A defesa de Antonio Joaquim pela educação sempre esteve associada ao planejamento, à transparência e à responsabilidade pública. Por isso, outra frente estratégica foi a elaboração do Diagnóstico das Creches e Pré-escolas da Rede Municipal de Educação de 2025, que revelou avanços, como a redução de 31% na fila de espera por vagas em creches entre 2023 e 2025, mas também apontou falhas históricas de gestão, déficits estruturais e problemas de transparência — dados utilizados para orientar gestores e corrigir rumos.

Além da primeira infância, a Copec, sob sua liderança, ampliou a agenda para o combate à evasão escolar, o fortalecimento da alfabetização e a inclusão educacional, reafirmando a visão de que a educação deve ser pensada de forma integrada, desde a creche até as demais etapas da educação básica.

Ao longo de sua trajetória, Antonio Joaquim sempre defendeu que o Tribunal de Contas deve ir além da punição, atuando de forma preventiva, orientadora e comprometida com resultados sociais.
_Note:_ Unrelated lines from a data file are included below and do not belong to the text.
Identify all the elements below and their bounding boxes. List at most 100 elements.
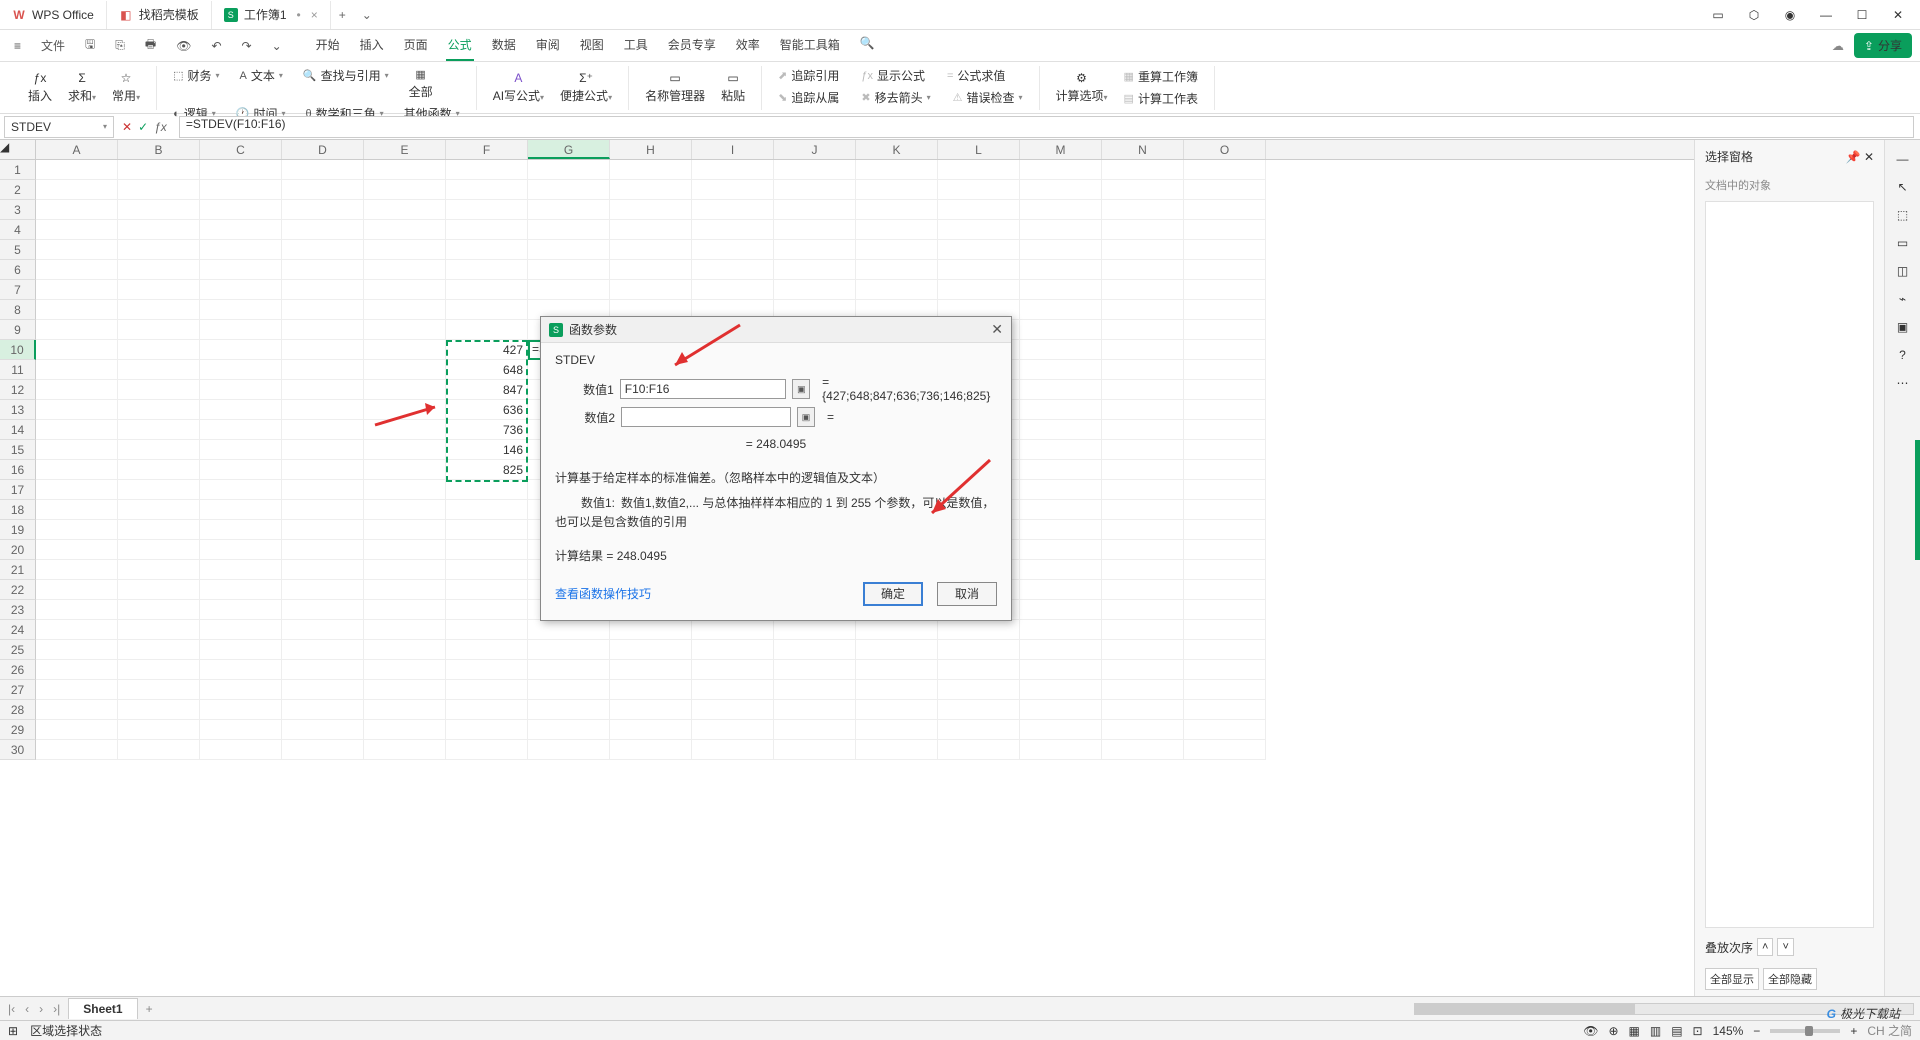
cell[interactable] [446,220,528,240]
hide-all-button[interactable]: 全部隐藏 [1763,968,1817,990]
cell[interactable] [200,340,282,360]
cell[interactable] [1184,320,1266,340]
cell[interactable] [364,320,446,340]
showfx-button[interactable]: ƒx 显示公式 [855,66,931,86]
more-icon[interactable]: ⋯ [1897,376,1909,390]
finance-button[interactable]: ⬚ 财务▾ [167,66,225,86]
zoom-out-icon[interactable]: − [1753,1024,1760,1038]
view2-icon[interactable]: ▤ [1671,1024,1682,1038]
recalc-wb-button[interactable]: ▦ 重算工作簿 [1118,67,1204,87]
cell[interactable] [364,300,446,320]
cell[interactable] [610,220,692,240]
cell[interactable] [1020,240,1102,260]
cell[interactable] [364,540,446,560]
help-icon[interactable]: ? [1899,348,1906,362]
ok-button[interactable]: 确定 [863,582,923,606]
cell[interactable] [282,540,364,560]
cell[interactable] [692,640,774,660]
hamburger-icon[interactable]: ≡ [8,35,27,57]
cell[interactable] [446,320,528,340]
tab-view[interactable]: 视图 [578,30,606,61]
cell[interactable] [118,320,200,340]
dep-button[interactable]: ⬊ 追踪从属 [772,88,845,108]
cell[interactable] [364,440,446,460]
cell[interactable] [1020,260,1102,280]
cell[interactable] [282,480,364,500]
cell[interactable] [282,280,364,300]
cell[interactable] [200,380,282,400]
cloud-icon[interactable]: ☁ [1832,39,1844,53]
cell[interactable] [1184,700,1266,720]
insert-fn-button[interactable]: ƒx插入 [22,69,58,106]
col-header[interactable]: A [36,140,118,159]
cell[interactable] [1184,300,1266,320]
cell[interactable] [364,660,446,680]
cell[interactable] [1020,540,1102,560]
col-header[interactable]: O [1184,140,1266,159]
help-link[interactable]: 查看函数操作技巧 [555,585,651,602]
cell[interactable] [774,260,856,280]
cell[interactable] [1102,240,1184,260]
cell[interactable] [1020,520,1102,540]
cell[interactable] [118,340,200,360]
cell[interactable] [200,500,282,520]
cell[interactable] [118,300,200,320]
cell[interactable] [200,420,282,440]
cell[interactable]: 636 [446,400,528,420]
cell[interactable] [36,480,118,500]
cell[interactable] [282,720,364,740]
cell[interactable] [528,240,610,260]
print-icon[interactable]: 🖶 [139,31,162,60]
cell[interactable] [1102,340,1184,360]
cell[interactable] [856,280,938,300]
cell[interactable] [282,520,364,540]
cell[interactable] [1184,620,1266,640]
cell[interactable] [1102,420,1184,440]
cell[interactable] [1020,500,1102,520]
cell[interactable] [1184,720,1266,740]
cell[interactable] [118,180,200,200]
cell[interactable] [364,420,446,440]
cell[interactable] [118,680,200,700]
cell[interactable] [692,280,774,300]
cell[interactable] [856,740,938,760]
cell[interactable] [36,700,118,720]
cell[interactable] [200,600,282,620]
style-icon[interactable]: ⬚ [1897,208,1908,222]
cell[interactable] [1184,460,1266,480]
cell[interactable] [446,200,528,220]
cell[interactable] [364,240,446,260]
cell[interactable] [1102,200,1184,220]
cell[interactable]: 648 [446,360,528,380]
fx-icon[interactable]: ƒx [154,120,171,134]
cell[interactable] [282,500,364,520]
cell[interactable] [1184,380,1266,400]
cell[interactable] [118,200,200,220]
cell[interactable] [36,640,118,660]
cancel-button[interactable]: 取消 [937,582,997,606]
cell[interactable] [1102,680,1184,700]
row-header[interactable]: 26 [0,660,36,680]
last-sheet-icon[interactable]: ›| [51,1002,62,1016]
cell[interactable] [938,240,1020,260]
cell[interactable] [446,300,528,320]
trace-button[interactable]: ⬈ 追踪引用 [772,66,845,86]
cell[interactable] [1102,700,1184,720]
cell[interactable] [1184,260,1266,280]
cell[interactable] [282,400,364,420]
cell[interactable] [1020,640,1102,660]
cell[interactable] [1102,160,1184,180]
cell[interactable] [282,440,364,460]
cell[interactable] [364,720,446,740]
cell[interactable] [774,700,856,720]
cell[interactable] [856,240,938,260]
cell[interactable] [36,680,118,700]
cell[interactable] [938,700,1020,720]
col-header[interactable]: N [1102,140,1184,159]
row-header[interactable]: 30 [0,740,36,760]
tab-review[interactable]: 审阅 [534,30,562,61]
cell[interactable] [1102,540,1184,560]
row-header[interactable]: 2 [0,180,36,200]
row-header[interactable]: 17 [0,480,36,500]
cell[interactable] [446,240,528,260]
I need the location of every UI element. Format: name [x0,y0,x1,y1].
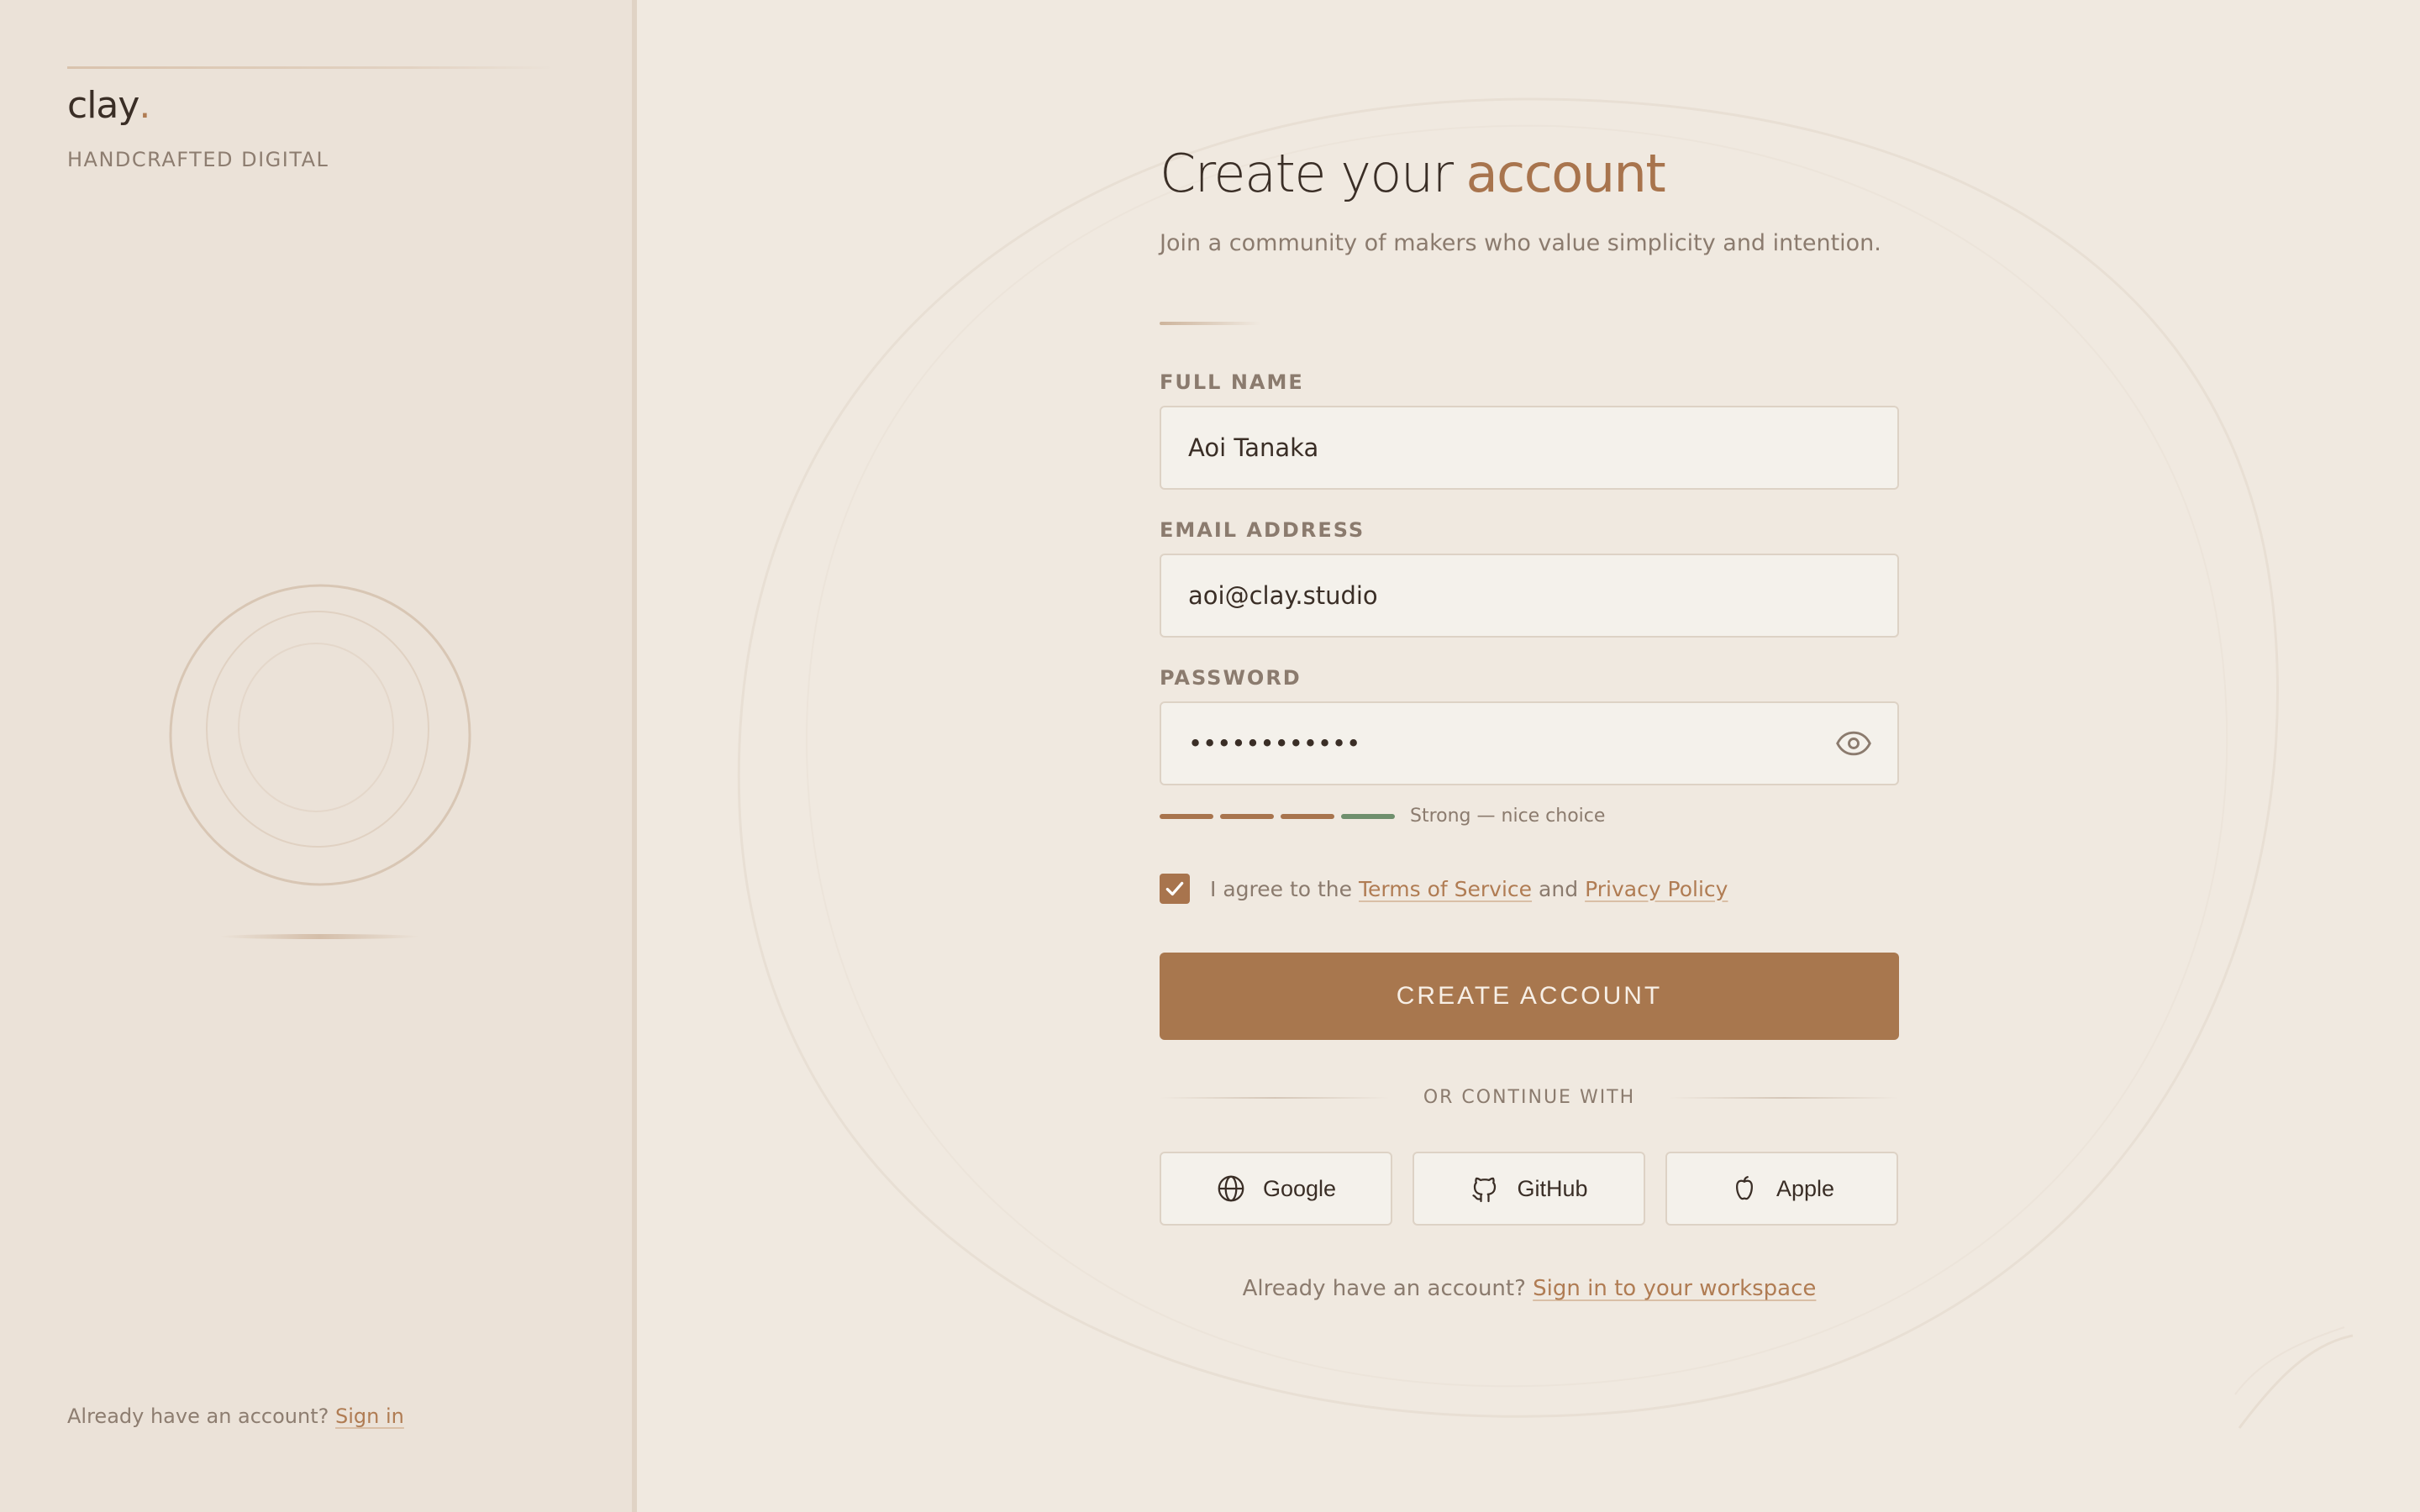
password-strength-meter: Strong — nice choice [1160,806,1899,827]
page-title-accent: account [1465,143,1666,204]
or-divider: OR CONTINUE WITH [1160,1087,1899,1108]
bottom-signin-prompt: Already have an account? [1242,1276,1526,1301]
password-strength-label: Strong — nice choice [1410,806,1606,827]
concentric-rings-illustration [169,584,471,886]
strength-segment [1281,813,1334,819]
strength-segment [1341,813,1395,819]
apple-icon [1735,1176,1753,1200]
terms-prefix: I agree to the [1210,876,1353,901]
social-login-row: Google GitHub Apple [1160,1152,1899,1226]
sidebar-footer: Already have an account? Sign in [67,1404,404,1428]
full-name-input[interactable] [1188,433,1870,462]
email-field-group: EMAIL ADDRESS [1160,518,1899,638]
full-name-field-group: FULL NAME [1160,370,1899,490]
globe-icon [1218,1175,1244,1202]
create-account-button[interactable]: CREATE ACCOUNT [1160,953,1899,1040]
page-title: Create your account [1160,143,1899,218]
eye-icon[interactable] [1835,725,1872,762]
github-icon [1472,1177,1497,1203]
full-name-input-box [1160,406,1899,490]
or-divider-line-right [1669,1096,1899,1099]
terms-of-service-link[interactable]: Terms of Service [1359,877,1532,901]
email-input-box [1160,554,1899,638]
terms-conjunction: and [1539,876,1579,901]
sidebar-footer-prompt: Already have an account? [67,1404,329,1428]
logo: clay. [67,84,150,127]
password-input-box [1160,701,1899,785]
apple-button-label: Apple [1776,1175,1835,1201]
terms-checkbox[interactable] [1160,874,1190,904]
password-field-group: PASSWORD Strong — nice choice [1160,666,1899,827]
google-button[interactable]: Google [1160,1152,1392,1226]
password-input[interactable] [1188,729,1870,758]
strength-segment [1220,813,1274,819]
privacy-policy-link[interactable]: Privacy Policy [1585,877,1728,901]
sidebar-swoosh [218,934,420,939]
sidebar-top-divider [67,66,555,69]
sidebar: clay. HANDCRAFTED DIGITAL Already have a… [0,0,637,1512]
github-button[interactable]: GitHub [1413,1152,1645,1226]
page-subtitle: Join a community of makers who value sim… [1160,230,1881,256]
title-divider [1160,322,1260,325]
google-button-label: Google [1262,1175,1337,1201]
email-input[interactable] [1188,581,1870,610]
sidebar-sign-in-link[interactable]: Sign in [335,1404,404,1428]
sign-in-workspace-link[interactable]: Sign in to your workspace [1533,1276,1816,1301]
or-divider-label: OR CONTINUE WITH [1423,1087,1636,1108]
logo-dot: . [139,84,150,127]
terms-agreement: I agree to the Terms of Service and Priv… [1160,874,1899,904]
signup-form: Create your account Join a community of … [1160,143,1899,1301]
github-button-label: GitHub [1517,1175,1588,1201]
logo-text: clay [67,84,139,127]
email-label: EMAIL ADDRESS [1160,518,1365,542]
strength-segment [1160,813,1213,819]
checkmark-icon [1165,881,1184,896]
or-divider-line-left [1160,1096,1390,1099]
full-name-label: FULL NAME [1160,370,1304,394]
tagline: HANDCRAFTED DIGITAL [67,148,329,171]
password-label: PASSWORD [1160,666,1302,690]
terms-text: I agree to the Terms of Service and Priv… [1210,877,1728,901]
apple-button[interactable]: Apple [1665,1152,1898,1226]
bottom-signin: Already have an account? Sign in to your… [1160,1276,1899,1301]
page-title-prefix: Create your [1160,143,1454,204]
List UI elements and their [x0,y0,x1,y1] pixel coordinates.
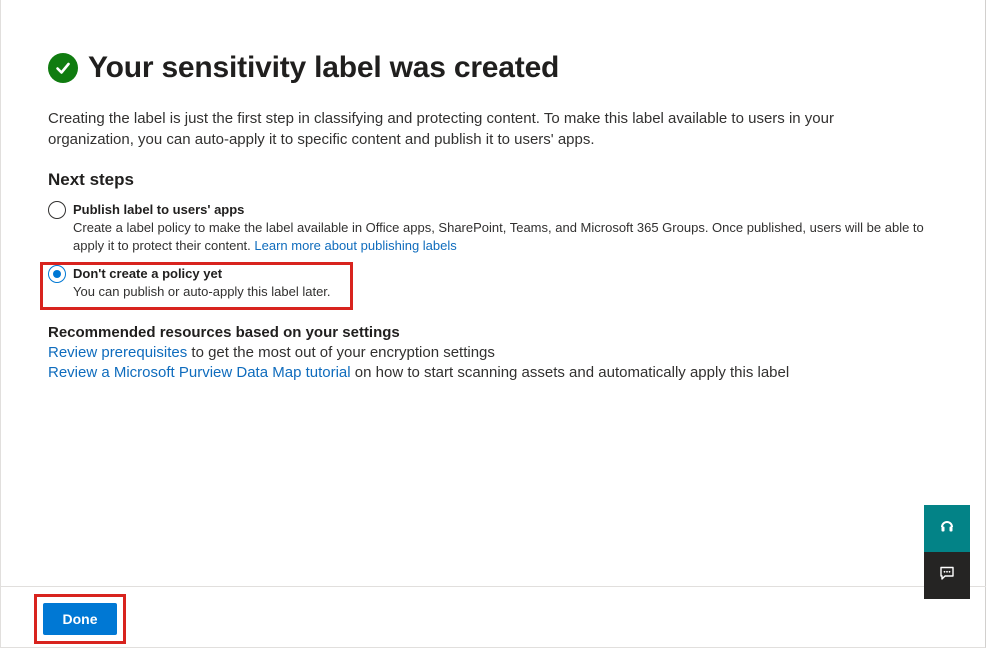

Em 2025, essa concepção se materializou em ações concretas que impactam diretamente o presente e o futuro de milhares de crianças mato-grossenses.

Para o ativista João Batista de Oliveira (Joãozinho), diretor do Portal Vidas e Direitos Humanos e referência nacional na defesa dos direitos humanos de crianças e adolescentes, a atuação do decano do TCE-MT representa coerência histórica e compromisso real.

“Antonio Joaquim é um decano que nunca se afastou das causas sociais. Sua luta pela educação atravessa décadas e, em 2025, ele reafirma esse compromisso colocando a primeira infância no centro das decisões públicas. O que vemos hoje no TCE-MT é o reflexo de uma trajetória ética, humana e profundamente comprometida com os direitos das crianças”, afirmou João Batista.

Segundo o ativista, a liderança de Antonio Joaquim demonstra que é possível fazer do controle externo um instrumento de garantia de direitos, especialmente quando se trata da prioridade absoluta prevista na Constituição e no Estatuto da Criança e do Adolescente.

Com uma atuação marcada por coerência histórica, articulação institucional e resultados concretos, o conselheiro Antonio Joaquim consolida, em 2025, mais um capítulo de sua luta em defesa da educação pública e da primeira infância, deixando um legado que transcende números, obras e relatórios, e se traduz em dignidade, oportunidade e futuro para as crianças de Mato Grosso.